President Joe Biden likes to say, “Here’s the deal.” He says it a lot. Here’s something else he and others are saying a lot.

Politico: President Joe Biden spent the first months of his presidency hunkered down as he worked on getting more vaccines into people’s arms ….

USA Today: States and counties are getting better at the nitty-gritty of what’s required to get COVID-19 vaccine into arms, but …

New York Times: How Quickly Are Shots Going in Arms?

Washington Post: Taddeo called for thinking “outside the box” to get more shots in arms.

NPR: As a result, there’s often a delay between when states receive their federal shipments of vaccines and when they get all the shots into people’s arms.

Bloomberg: Since the start of the global vaccination campaign, countries have experienced unequal access to vaccines and varying degrees of efficiency in getting shots into people’s arms.

NBC News: The recently approved Covid-19 vaccine from Johnson & Johnson is opening up a menu of new ways to get shots into arms

The Hill: Public health education is the best way to get COVID shots in arms

ABC News scores a hat trick:

Georgia officials have disputed the CDC data for weeks and said some health providers are slow to report when they put shots in arms.

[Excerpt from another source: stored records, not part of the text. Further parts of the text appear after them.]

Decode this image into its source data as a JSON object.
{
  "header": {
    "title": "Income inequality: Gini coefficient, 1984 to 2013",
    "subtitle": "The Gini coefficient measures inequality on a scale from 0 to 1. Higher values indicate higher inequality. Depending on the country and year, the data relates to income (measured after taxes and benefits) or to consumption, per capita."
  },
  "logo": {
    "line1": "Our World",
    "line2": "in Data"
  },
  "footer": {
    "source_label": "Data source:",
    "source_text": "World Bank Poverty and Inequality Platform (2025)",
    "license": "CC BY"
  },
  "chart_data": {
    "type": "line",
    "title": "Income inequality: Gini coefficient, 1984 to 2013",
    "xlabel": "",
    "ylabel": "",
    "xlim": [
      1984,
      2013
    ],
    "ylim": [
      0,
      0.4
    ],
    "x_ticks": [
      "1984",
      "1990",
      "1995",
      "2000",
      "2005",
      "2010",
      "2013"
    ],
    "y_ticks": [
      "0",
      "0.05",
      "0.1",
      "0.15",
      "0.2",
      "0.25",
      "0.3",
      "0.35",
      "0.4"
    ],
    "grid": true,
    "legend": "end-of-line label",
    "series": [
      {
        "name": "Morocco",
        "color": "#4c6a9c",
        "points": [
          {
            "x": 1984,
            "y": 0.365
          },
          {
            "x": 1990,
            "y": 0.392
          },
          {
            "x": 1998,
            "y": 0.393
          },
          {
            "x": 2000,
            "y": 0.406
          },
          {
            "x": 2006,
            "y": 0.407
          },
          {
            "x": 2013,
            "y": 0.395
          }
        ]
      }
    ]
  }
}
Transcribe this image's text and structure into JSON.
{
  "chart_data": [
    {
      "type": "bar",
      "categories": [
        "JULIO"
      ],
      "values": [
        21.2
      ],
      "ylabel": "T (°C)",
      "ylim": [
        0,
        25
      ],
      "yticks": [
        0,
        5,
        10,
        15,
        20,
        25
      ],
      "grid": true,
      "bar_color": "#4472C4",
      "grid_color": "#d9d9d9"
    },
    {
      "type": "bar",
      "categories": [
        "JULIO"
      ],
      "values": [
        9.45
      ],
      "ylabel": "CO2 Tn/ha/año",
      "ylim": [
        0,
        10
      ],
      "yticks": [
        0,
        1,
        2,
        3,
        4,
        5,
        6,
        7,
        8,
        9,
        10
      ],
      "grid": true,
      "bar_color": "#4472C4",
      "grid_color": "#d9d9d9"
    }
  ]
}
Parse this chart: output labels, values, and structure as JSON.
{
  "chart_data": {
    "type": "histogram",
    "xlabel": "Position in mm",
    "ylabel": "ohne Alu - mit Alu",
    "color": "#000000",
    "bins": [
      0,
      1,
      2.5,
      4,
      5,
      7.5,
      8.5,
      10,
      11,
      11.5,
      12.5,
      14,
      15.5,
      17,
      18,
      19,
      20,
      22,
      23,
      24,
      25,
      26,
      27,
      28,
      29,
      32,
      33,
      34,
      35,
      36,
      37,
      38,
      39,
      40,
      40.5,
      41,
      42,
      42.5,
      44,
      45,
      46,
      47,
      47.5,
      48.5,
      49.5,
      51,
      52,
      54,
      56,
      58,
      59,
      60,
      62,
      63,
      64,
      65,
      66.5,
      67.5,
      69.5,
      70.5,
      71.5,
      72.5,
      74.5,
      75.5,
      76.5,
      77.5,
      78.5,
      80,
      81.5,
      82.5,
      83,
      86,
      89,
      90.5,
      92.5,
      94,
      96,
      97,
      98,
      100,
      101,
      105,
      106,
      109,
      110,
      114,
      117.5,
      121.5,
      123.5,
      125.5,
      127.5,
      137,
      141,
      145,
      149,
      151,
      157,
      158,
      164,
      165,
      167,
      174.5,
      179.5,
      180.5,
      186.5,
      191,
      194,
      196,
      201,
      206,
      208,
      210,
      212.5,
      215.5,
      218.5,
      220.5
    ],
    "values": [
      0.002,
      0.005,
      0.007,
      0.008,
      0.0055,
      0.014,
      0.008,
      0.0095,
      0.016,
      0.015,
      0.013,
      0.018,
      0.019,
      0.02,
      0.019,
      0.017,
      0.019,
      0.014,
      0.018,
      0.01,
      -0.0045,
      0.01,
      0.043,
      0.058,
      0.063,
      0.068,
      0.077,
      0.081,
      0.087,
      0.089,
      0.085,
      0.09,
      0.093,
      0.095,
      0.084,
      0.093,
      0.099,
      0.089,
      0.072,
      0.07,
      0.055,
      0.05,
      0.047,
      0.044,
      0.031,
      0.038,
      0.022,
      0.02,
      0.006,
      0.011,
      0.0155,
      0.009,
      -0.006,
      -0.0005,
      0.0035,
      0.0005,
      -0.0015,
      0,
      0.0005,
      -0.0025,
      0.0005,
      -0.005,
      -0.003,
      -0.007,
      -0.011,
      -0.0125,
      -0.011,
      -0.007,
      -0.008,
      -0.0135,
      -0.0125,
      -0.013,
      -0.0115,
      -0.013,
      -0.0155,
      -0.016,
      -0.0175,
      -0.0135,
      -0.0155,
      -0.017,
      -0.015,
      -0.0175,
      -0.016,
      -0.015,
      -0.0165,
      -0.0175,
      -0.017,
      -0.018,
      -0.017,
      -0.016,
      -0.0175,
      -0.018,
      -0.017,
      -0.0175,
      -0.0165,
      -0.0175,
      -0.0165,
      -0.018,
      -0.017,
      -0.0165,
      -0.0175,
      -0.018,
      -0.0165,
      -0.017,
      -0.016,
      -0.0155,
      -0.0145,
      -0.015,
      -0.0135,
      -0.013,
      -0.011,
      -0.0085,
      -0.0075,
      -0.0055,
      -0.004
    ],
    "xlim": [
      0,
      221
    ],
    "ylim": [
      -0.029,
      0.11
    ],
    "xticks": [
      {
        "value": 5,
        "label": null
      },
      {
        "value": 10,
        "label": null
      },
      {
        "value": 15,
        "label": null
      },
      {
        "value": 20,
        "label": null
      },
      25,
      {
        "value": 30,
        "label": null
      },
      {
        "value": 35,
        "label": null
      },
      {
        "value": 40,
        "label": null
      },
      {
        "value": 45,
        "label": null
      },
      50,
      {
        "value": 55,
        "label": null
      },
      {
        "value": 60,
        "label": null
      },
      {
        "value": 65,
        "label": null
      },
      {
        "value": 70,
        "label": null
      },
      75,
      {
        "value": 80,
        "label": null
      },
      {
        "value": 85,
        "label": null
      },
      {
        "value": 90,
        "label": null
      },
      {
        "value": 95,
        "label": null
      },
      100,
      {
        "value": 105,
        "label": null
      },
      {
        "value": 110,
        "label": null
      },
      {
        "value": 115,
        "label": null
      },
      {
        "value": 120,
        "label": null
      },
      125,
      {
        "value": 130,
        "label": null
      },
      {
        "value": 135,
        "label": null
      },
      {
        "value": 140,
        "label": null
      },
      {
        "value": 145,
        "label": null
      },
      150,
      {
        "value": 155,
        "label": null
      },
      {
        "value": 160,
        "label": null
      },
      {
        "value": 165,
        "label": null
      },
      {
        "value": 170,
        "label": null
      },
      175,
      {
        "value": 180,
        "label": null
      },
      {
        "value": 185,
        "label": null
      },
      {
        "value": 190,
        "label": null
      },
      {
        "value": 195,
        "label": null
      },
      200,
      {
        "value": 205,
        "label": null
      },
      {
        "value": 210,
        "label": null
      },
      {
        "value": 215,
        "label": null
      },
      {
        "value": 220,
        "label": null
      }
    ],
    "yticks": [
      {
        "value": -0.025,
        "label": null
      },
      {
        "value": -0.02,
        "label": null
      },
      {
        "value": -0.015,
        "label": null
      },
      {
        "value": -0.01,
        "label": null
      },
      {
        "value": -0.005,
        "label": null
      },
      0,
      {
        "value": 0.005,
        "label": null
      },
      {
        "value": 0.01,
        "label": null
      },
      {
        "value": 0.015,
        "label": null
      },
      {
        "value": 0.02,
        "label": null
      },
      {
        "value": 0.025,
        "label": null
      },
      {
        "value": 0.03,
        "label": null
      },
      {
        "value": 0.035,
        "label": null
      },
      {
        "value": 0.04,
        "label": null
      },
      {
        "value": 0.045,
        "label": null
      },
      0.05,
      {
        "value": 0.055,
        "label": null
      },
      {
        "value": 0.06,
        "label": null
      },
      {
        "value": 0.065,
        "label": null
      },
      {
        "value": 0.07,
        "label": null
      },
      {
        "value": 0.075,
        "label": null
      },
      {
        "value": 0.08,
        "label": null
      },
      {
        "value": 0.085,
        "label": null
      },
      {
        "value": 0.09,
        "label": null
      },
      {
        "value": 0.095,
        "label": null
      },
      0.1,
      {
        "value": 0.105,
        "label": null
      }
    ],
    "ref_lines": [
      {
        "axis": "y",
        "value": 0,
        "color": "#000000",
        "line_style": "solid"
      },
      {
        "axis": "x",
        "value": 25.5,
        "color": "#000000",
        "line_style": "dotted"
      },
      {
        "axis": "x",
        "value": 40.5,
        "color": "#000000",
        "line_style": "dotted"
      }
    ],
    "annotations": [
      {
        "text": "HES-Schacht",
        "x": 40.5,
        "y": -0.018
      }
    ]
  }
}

“The supply chain is caught up. They don’t need to be doing that any more. They need to get shots in arms.”

The U.S. government needs to boost vaccine supplies if it wants New Mexico to meet a new mandate for getting at least one shot into the arms of all teachers by the end of March …

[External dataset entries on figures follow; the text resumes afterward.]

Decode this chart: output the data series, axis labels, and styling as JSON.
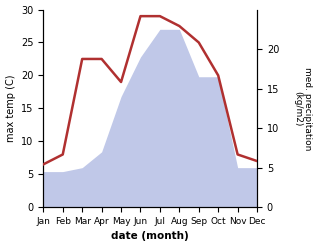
{
  "months": [
    "Jan",
    "Feb",
    "Mar",
    "Apr",
    "May",
    "Jun",
    "Jul",
    "Aug",
    "Sep",
    "Oct",
    "Nov",
    "Dec"
  ],
  "temp": [
    6.5,
    8.0,
    22.5,
    22.5,
    19.0,
    29.0,
    29.0,
    27.5,
    25.0,
    20.0,
    8.0,
    7.0
  ],
  "precip": [
    4.5,
    4.5,
    5.0,
    7.0,
    14.0,
    19.0,
    22.5,
    22.5,
    16.5,
    16.5,
    5.0,
    5.0
  ],
  "temp_color": "#b03030",
  "precip_color": "#c0c8e8",
  "ylim_temp": [
    0,
    30
  ],
  "ylim_precip": [
    0,
    25
  ],
  "right_yticks": [
    0,
    5,
    10,
    15,
    20
  ],
  "right_yticklabels": [
    "0",
    "5",
    "10",
    "15",
    "20"
  ],
  "left_yticks": [
    0,
    5,
    10,
    15,
    20,
    25,
    30
  ],
  "left_yticklabels": [
    "0",
    "5",
    "10",
    "15",
    "20",
    "25",
    "30"
  ],
  "ylabel_left": "max temp (C)",
  "ylabel_right": "med. precipitation\n(kg/m2)",
  "xlabel": "date (month)",
  "bg_color": "#ffffff"
}
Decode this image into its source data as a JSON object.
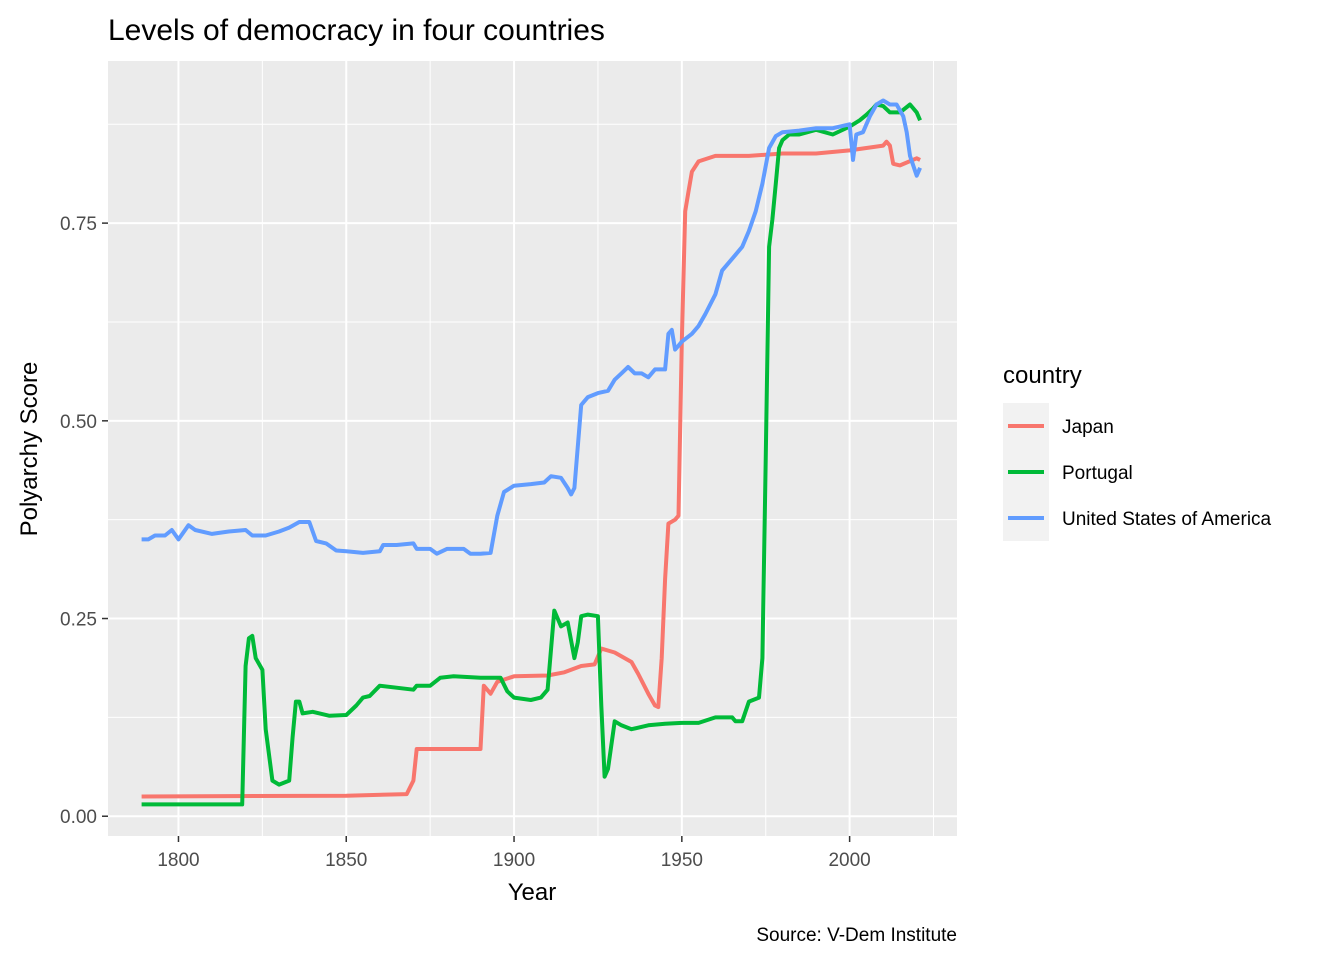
{
  "chart_data": {
    "type": "line",
    "title": "Levels of democracy in four countries",
    "xlabel": "Year",
    "ylabel": "Polyarchy Score",
    "caption": "Source: V-Dem Institute",
    "legend_title": "country",
    "legend_position": "right",
    "grid": true,
    "xlim": [
      1779,
      2032
    ],
    "ylim": [
      -0.025,
      0.955
    ],
    "x_ticks": [
      1800,
      1850,
      1900,
      1950,
      2000
    ],
    "y_ticks": [
      0.0,
      0.25,
      0.5,
      0.75
    ],
    "x_tick_labels": [
      "1800",
      "1850",
      "1900",
      "1950",
      "2000"
    ],
    "y_tick_labels": [
      "0.00",
      "0.25",
      "0.50",
      "0.75"
    ],
    "series": [
      {
        "name": "Japan",
        "color": "#F8766D",
        "points": [
          [
            1789,
            0.025
          ],
          [
            1850,
            0.026
          ],
          [
            1868,
            0.028
          ],
          [
            1870,
            0.045
          ],
          [
            1871,
            0.085
          ],
          [
            1890,
            0.085
          ],
          [
            1891,
            0.165
          ],
          [
            1893,
            0.155
          ],
          [
            1895,
            0.17
          ],
          [
            1900,
            0.177
          ],
          [
            1910,
            0.178
          ],
          [
            1915,
            0.182
          ],
          [
            1920,
            0.19
          ],
          [
            1924,
            0.192
          ],
          [
            1926,
            0.212
          ],
          [
            1930,
            0.207
          ],
          [
            1935,
            0.195
          ],
          [
            1937,
            0.18
          ],
          [
            1940,
            0.155
          ],
          [
            1942,
            0.14
          ],
          [
            1943,
            0.138
          ],
          [
            1944,
            0.2
          ],
          [
            1945,
            0.3
          ],
          [
            1946,
            0.37
          ],
          [
            1948,
            0.375
          ],
          [
            1949,
            0.38
          ],
          [
            1950,
            0.6
          ],
          [
            1951,
            0.765
          ],
          [
            1952,
            0.79
          ],
          [
            1953,
            0.815
          ],
          [
            1955,
            0.828
          ],
          [
            1960,
            0.835
          ],
          [
            1970,
            0.835
          ],
          [
            1980,
            0.838
          ],
          [
            1990,
            0.838
          ],
          [
            2000,
            0.842
          ],
          [
            2010,
            0.848
          ],
          [
            2011,
            0.853
          ],
          [
            2012,
            0.848
          ],
          [
            2013,
            0.825
          ],
          [
            2015,
            0.823
          ],
          [
            2020,
            0.832
          ],
          [
            2021,
            0.83
          ]
        ]
      },
      {
        "name": "Portugal",
        "color": "#00BA38",
        "points": [
          [
            1789,
            0.015
          ],
          [
            1819,
            0.015
          ],
          [
            1820,
            0.19
          ],
          [
            1821,
            0.225
          ],
          [
            1822,
            0.228
          ],
          [
            1823,
            0.2
          ],
          [
            1825,
            0.185
          ],
          [
            1826,
            0.11
          ],
          [
            1828,
            0.045
          ],
          [
            1830,
            0.04
          ],
          [
            1833,
            0.045
          ],
          [
            1834,
            0.1
          ],
          [
            1835,
            0.145
          ],
          [
            1836,
            0.145
          ],
          [
            1837,
            0.13
          ],
          [
            1840,
            0.132
          ],
          [
            1845,
            0.127
          ],
          [
            1850,
            0.128
          ],
          [
            1853,
            0.14
          ],
          [
            1855,
            0.15
          ],
          [
            1857,
            0.152
          ],
          [
            1860,
            0.165
          ],
          [
            1870,
            0.16
          ],
          [
            1871,
            0.165
          ],
          [
            1875,
            0.165
          ],
          [
            1878,
            0.175
          ],
          [
            1882,
            0.177
          ],
          [
            1890,
            0.175
          ],
          [
            1896,
            0.175
          ],
          [
            1898,
            0.158
          ],
          [
            1900,
            0.15
          ],
          [
            1905,
            0.147
          ],
          [
            1908,
            0.15
          ],
          [
            1910,
            0.16
          ],
          [
            1912,
            0.26
          ],
          [
            1914,
            0.24
          ],
          [
            1916,
            0.245
          ],
          [
            1918,
            0.2
          ],
          [
            1919,
            0.22
          ],
          [
            1920,
            0.253
          ],
          [
            1922,
            0.255
          ],
          [
            1925,
            0.253
          ],
          [
            1926,
            0.14
          ],
          [
            1927,
            0.05
          ],
          [
            1928,
            0.06
          ],
          [
            1930,
            0.12
          ],
          [
            1932,
            0.115
          ],
          [
            1935,
            0.11
          ],
          [
            1940,
            0.115
          ],
          [
            1945,
            0.117
          ],
          [
            1950,
            0.118
          ],
          [
            1955,
            0.118
          ],
          [
            1960,
            0.125
          ],
          [
            1965,
            0.125
          ],
          [
            1966,
            0.12
          ],
          [
            1968,
            0.12
          ],
          [
            1970,
            0.145
          ],
          [
            1973,
            0.15
          ],
          [
            1974,
            0.2
          ],
          [
            1975,
            0.45
          ],
          [
            1976,
            0.72
          ],
          [
            1977,
            0.755
          ],
          [
            1978,
            0.8
          ],
          [
            1979,
            0.845
          ],
          [
            1980,
            0.855
          ],
          [
            1982,
            0.862
          ],
          [
            1985,
            0.862
          ],
          [
            1990,
            0.868
          ],
          [
            1995,
            0.862
          ],
          [
            2000,
            0.872
          ],
          [
            2003,
            0.88
          ],
          [
            2005,
            0.887
          ],
          [
            2007,
            0.895
          ],
          [
            2008,
            0.9
          ],
          [
            2010,
            0.898
          ],
          [
            2012,
            0.89
          ],
          [
            2015,
            0.89
          ],
          [
            2018,
            0.9
          ],
          [
            2020,
            0.89
          ],
          [
            2021,
            0.88
          ]
        ]
      },
      {
        "name": "United States of America",
        "color": "#619CFF",
        "points": [
          [
            1789,
            0.35
          ],
          [
            1791,
            0.35
          ],
          [
            1793,
            0.355
          ],
          [
            1796,
            0.355
          ],
          [
            1798,
            0.362
          ],
          [
            1800,
            0.35
          ],
          [
            1803,
            0.368
          ],
          [
            1805,
            0.362
          ],
          [
            1810,
            0.357
          ],
          [
            1815,
            0.36
          ],
          [
            1820,
            0.362
          ],
          [
            1822,
            0.355
          ],
          [
            1826,
            0.355
          ],
          [
            1830,
            0.36
          ],
          [
            1833,
            0.365
          ],
          [
            1836,
            0.372
          ],
          [
            1839,
            0.372
          ],
          [
            1841,
            0.348
          ],
          [
            1844,
            0.345
          ],
          [
            1847,
            0.336
          ],
          [
            1850,
            0.335
          ],
          [
            1855,
            0.333
          ],
          [
            1860,
            0.335
          ],
          [
            1861,
            0.343
          ],
          [
            1865,
            0.343
          ],
          [
            1870,
            0.345
          ],
          [
            1871,
            0.338
          ],
          [
            1875,
            0.338
          ],
          [
            1877,
            0.332
          ],
          [
            1880,
            0.338
          ],
          [
            1885,
            0.338
          ],
          [
            1887,
            0.332
          ],
          [
            1890,
            0.332
          ],
          [
            1893,
            0.333
          ],
          [
            1895,
            0.38
          ],
          [
            1897,
            0.41
          ],
          [
            1900,
            0.418
          ],
          [
            1905,
            0.42
          ],
          [
            1909,
            0.422
          ],
          [
            1911,
            0.43
          ],
          [
            1914,
            0.428
          ],
          [
            1916,
            0.415
          ],
          [
            1917,
            0.407
          ],
          [
            1918,
            0.415
          ],
          [
            1920,
            0.52
          ],
          [
            1921,
            0.525
          ],
          [
            1922,
            0.53
          ],
          [
            1925,
            0.535
          ],
          [
            1928,
            0.538
          ],
          [
            1930,
            0.552
          ],
          [
            1932,
            0.56
          ],
          [
            1934,
            0.568
          ],
          [
            1936,
            0.56
          ],
          [
            1938,
            0.56
          ],
          [
            1940,
            0.555
          ],
          [
            1942,
            0.565
          ],
          [
            1945,
            0.565
          ],
          [
            1946,
            0.61
          ],
          [
            1947,
            0.615
          ],
          [
            1948,
            0.59
          ],
          [
            1949,
            0.595
          ],
          [
            1950,
            0.6
          ],
          [
            1953,
            0.61
          ],
          [
            1955,
            0.62
          ],
          [
            1957,
            0.635
          ],
          [
            1960,
            0.66
          ],
          [
            1962,
            0.69
          ],
          [
            1964,
            0.7
          ],
          [
            1966,
            0.71
          ],
          [
            1968,
            0.72
          ],
          [
            1970,
            0.74
          ],
          [
            1972,
            0.765
          ],
          [
            1974,
            0.8
          ],
          [
            1976,
            0.845
          ],
          [
            1978,
            0.86
          ],
          [
            1980,
            0.865
          ],
          [
            1985,
            0.867
          ],
          [
            1990,
            0.87
          ],
          [
            1995,
            0.87
          ],
          [
            2000,
            0.875
          ],
          [
            2001,
            0.83
          ],
          [
            2002,
            0.862
          ],
          [
            2004,
            0.865
          ],
          [
            2006,
            0.885
          ],
          [
            2008,
            0.9
          ],
          [
            2010,
            0.905
          ],
          [
            2012,
            0.9
          ],
          [
            2014,
            0.9
          ],
          [
            2016,
            0.885
          ],
          [
            2017,
            0.865
          ],
          [
            2018,
            0.835
          ],
          [
            2020,
            0.81
          ],
          [
            2021,
            0.82
          ]
        ]
      }
    ]
  }
}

What’s the deal? I mean, why not just say shots or injections and be done with it? Why specify in arms? I’m sick of it.

If George Carlin were alive today, he would spin this annoying turn of phrase into a ten-minute comedy routine. Arms have become a bizarre, national fixation. A fetish perhaps imported from Italy. Or somewhere in Asia. Rejected feet no longer feel sexy.

See, every time I hear “shots in arms” I immediately remember a time I got a shot somewhere else entirely.

While working construction at a power plant, a worker assigned to my area contracted hepatitis. Anyone using the nearby drinking water barrel might have been exposed. So they loaded 50 sweaty construction workers onto trucks, drove us into the nearest Georgia town, and lined us up behind a small, red-brick doctor’s office for some minty fresh immune globulin. One by one, the men emerged from the back door rubbing their butts and laughing.

When it was my turn after many before me, I stepped into a small room where sat a tiny, grim-faced nurse with a syringe. She looked up and like a peeved Holly Hunter said, “I need a hip.”

Ho-kay. God knows what those men before me said to the woman.

Lately that memory is like an ear worm. Reporters and public health spokespeople insist on repeating “in arms” as though they are federally mandated to remind Americans into just what body part their Covid-19 vaccine will go.

Just drop it, okay? No, not the pants.